Aspects of BBC Panorama documentary reported to Gardaí

HRI also looking into transport of horses between Ireland and abattoir in Swindon

Irish racing’s ruling body has reported aspects of BBC Panorama programme in relation to the racehorse Tammys Hill to the Gardai. File photograph: Morgan Treacy/Inpho

Irish racing’s ruling body has reported aspects of BBC Panorama programme in relation to the racehorse Tammys Hill to the Gardai. File photograph: Morgan Treacy/Inpho

 

Aspects of Monday evening’s BBC Panorama programme in relation to the racehorse Tammys Hill have been reported to the Gardai by Irish racing’s ruling body.

Horse Racing Ireland confirmed on Tuesday that it has been in contact with An Garda Siochana about how a horse, purported to be Tammys Hill, was presented for euthanasia at the F Drury and Sons abattoir in England during the course of 2019-20.

In fact the real Tammys Hill had suffered fatal injuries years before when competing in the 2015 Irish Grand National in Fairyhouse.

HRI said it has also sought the assistance of the Department of Agriculture, Food & Marine in relation to allegations made in the programme about the transport of horses from Ireland to the abattoir in Swindon in 2019-20.

It added in a statement that Irish racing is committed to the highest standards of care and welfare for each of the nearly 50,000 thoroughbreds in Ireland.

HRI’s chief executive, Brian Kavanagh, said: “The images we saw last night were abhorrent to all within Irish racing and in no way reflect the care and attention given to the overwhelming majority of horses in Ireland.

“Our people and our horses are our greatest strength, and it was sickening to see the fate which befell some horses on last night’s programme.

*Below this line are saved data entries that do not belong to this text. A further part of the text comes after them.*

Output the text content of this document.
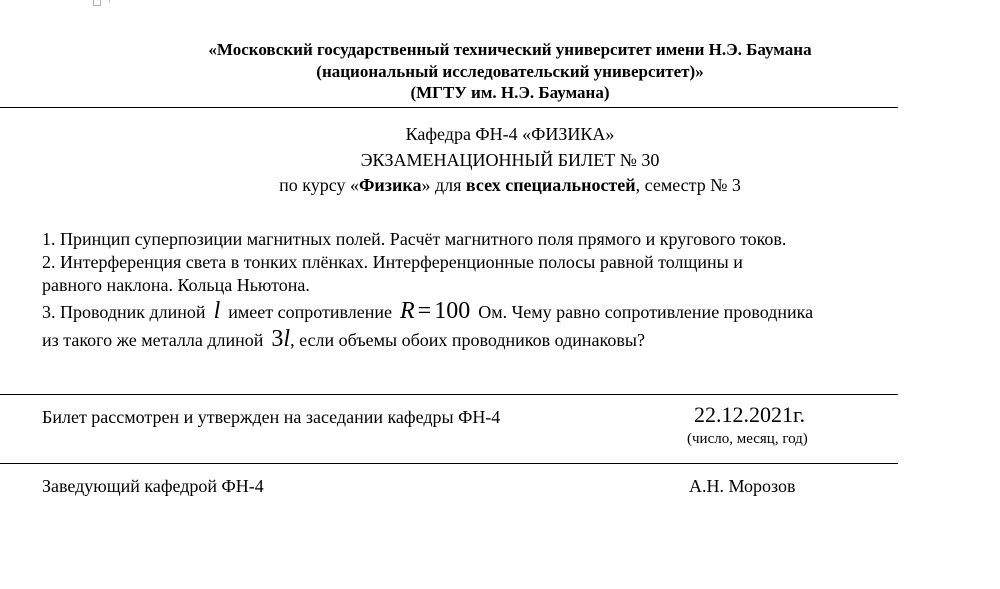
«Московский государственный технический университет имени Н.Э. Баумана
(национальный исследовательский университет)»
(МГТУ им. Н.Э. Баумана)
Кафедра ФН-4 «ФИЗИКА»
ЭКЗАМЕНАЦИОННЫЙ БИЛЕТ № 30
по курсу «Физика» для всех специальностей, семестр № 3
1. Принцип суперпозиции магнитных полей. Расчёт магнитного поля прямого и кругового токов.
2. Интерференция света в тонких плёнках. Интерференционные полосы равной толщины и
равного наклона. Кольца Ньютона.
3. Проводник длиной l имеет сопротивление R = 100 Ом. Чему равно сопротивление проводника
из такого же металла длиной 3l, если объемы обоих проводников одинаковы?
Билет рассмотрен и утвержден на заседании кафедры ФН-4	22.12.2021г.
(число, месяц, год)
Заведующий кафедрой ФН-4	А.Н. Морозов
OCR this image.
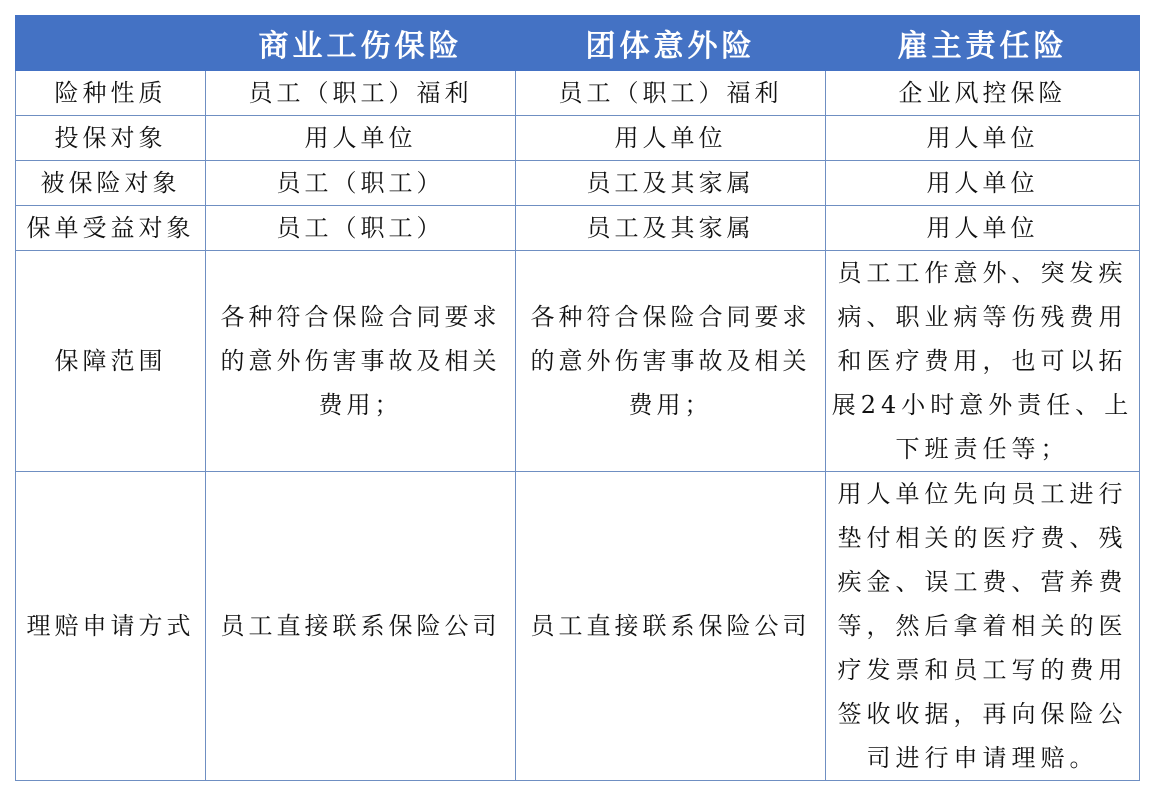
	商业工伤保险	团体意外险	雇主责任险
险种性质	员工（职工）福利	员工（职工）福利	企业风控保险
投保对象	用人单位	用人单位	用人单位
被保险对象	员工（职工）	员工及其家属	用人单位
保单受益对象	员工（职工）	员工及其家属	用人单位
保障范围	各种符合保险合同要求的意外伤害事故及相关费用；	各种符合保险合同要求的意外伤害事故及相关费用；	员工工作意外、突发疾病、职业病等伤残费用和医疗费用，也可以拓展24小时意外责任、上下班责任等；
理赔申请方式	员工直接联系保险公司	员工直接联系保险公司	用人单位先向员工进行垫付相关的医疗费、残疾金、误工费、营养费等，然后拿着相关的医疗发票和员工写的费用签收收据，再向保险公司进行申请理赔。
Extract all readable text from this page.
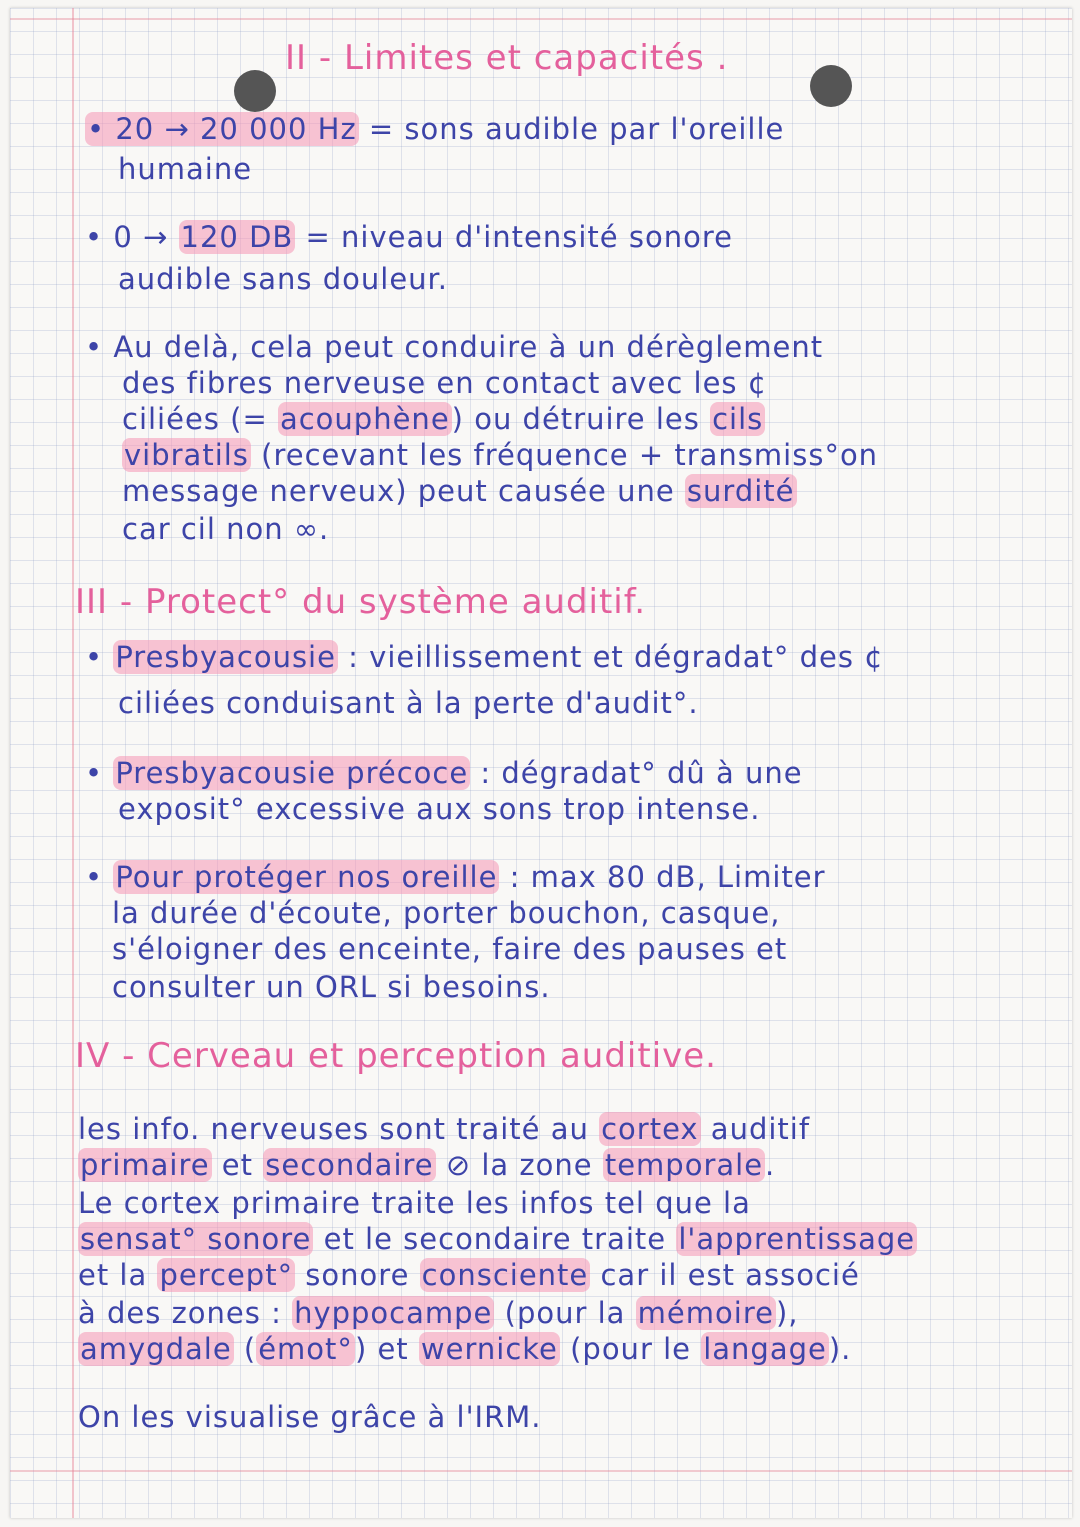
II - Limites et capacités .
• 20 → 20 000 Hz = sons audible par l'oreille
humaine
• 0 → 120 DB = niveau d'intensité sonore
audible sans douleur.
• Au delà, cela peut conduire à un dérèglement
des fibres nerveuse en contact avec les ¢
ciliées (= acouphène) ou détruire les cils
vibratils (recevant les fréquence + transmiss°on
message nerveux) peut causée une surdité
car cil non ∞.
III - Protect° du système auditif.
• Presbyacousie : vieillissement et dégradat° des ¢
ciliées conduisant à la perte d'audit°.
• Presbyacousie précoce : dégradat° dû à une
exposit° excessive aux sons trop intense.
• Pour protéger nos oreille : max 80 dB, Limiter
la durée d'écoute, porter bouchon, casque,
s'éloigner des enceinte, faire des pauses et
consulter un ORL si besoins.
IV - Cerveau et perception auditive.
les info. nerveuses sont traité au cortex auditif
primaire et secondaire ⊘ la zone temporale.
Le cortex primaire traite les infos tel que la
sensat° sonore et le secondaire traite l'apprentissage
et la percept° sonore consciente car il est associé
à des zones : hyppocampe (pour la mémoire),
amygdale (émot°) et wernicke (pour le langage).
On les visualise grâce à l'IRM.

“We support the British Horseracing Authority’s calls for an investigation into whether there has been a departure from approved UK abattoir practices at Drury and Sons and will support such an investigation in any way we can.

“Likewise, we will work with the Department of Agriculture, Food, and the Marine in relation to transport arrangements for horses between Ireland and England.”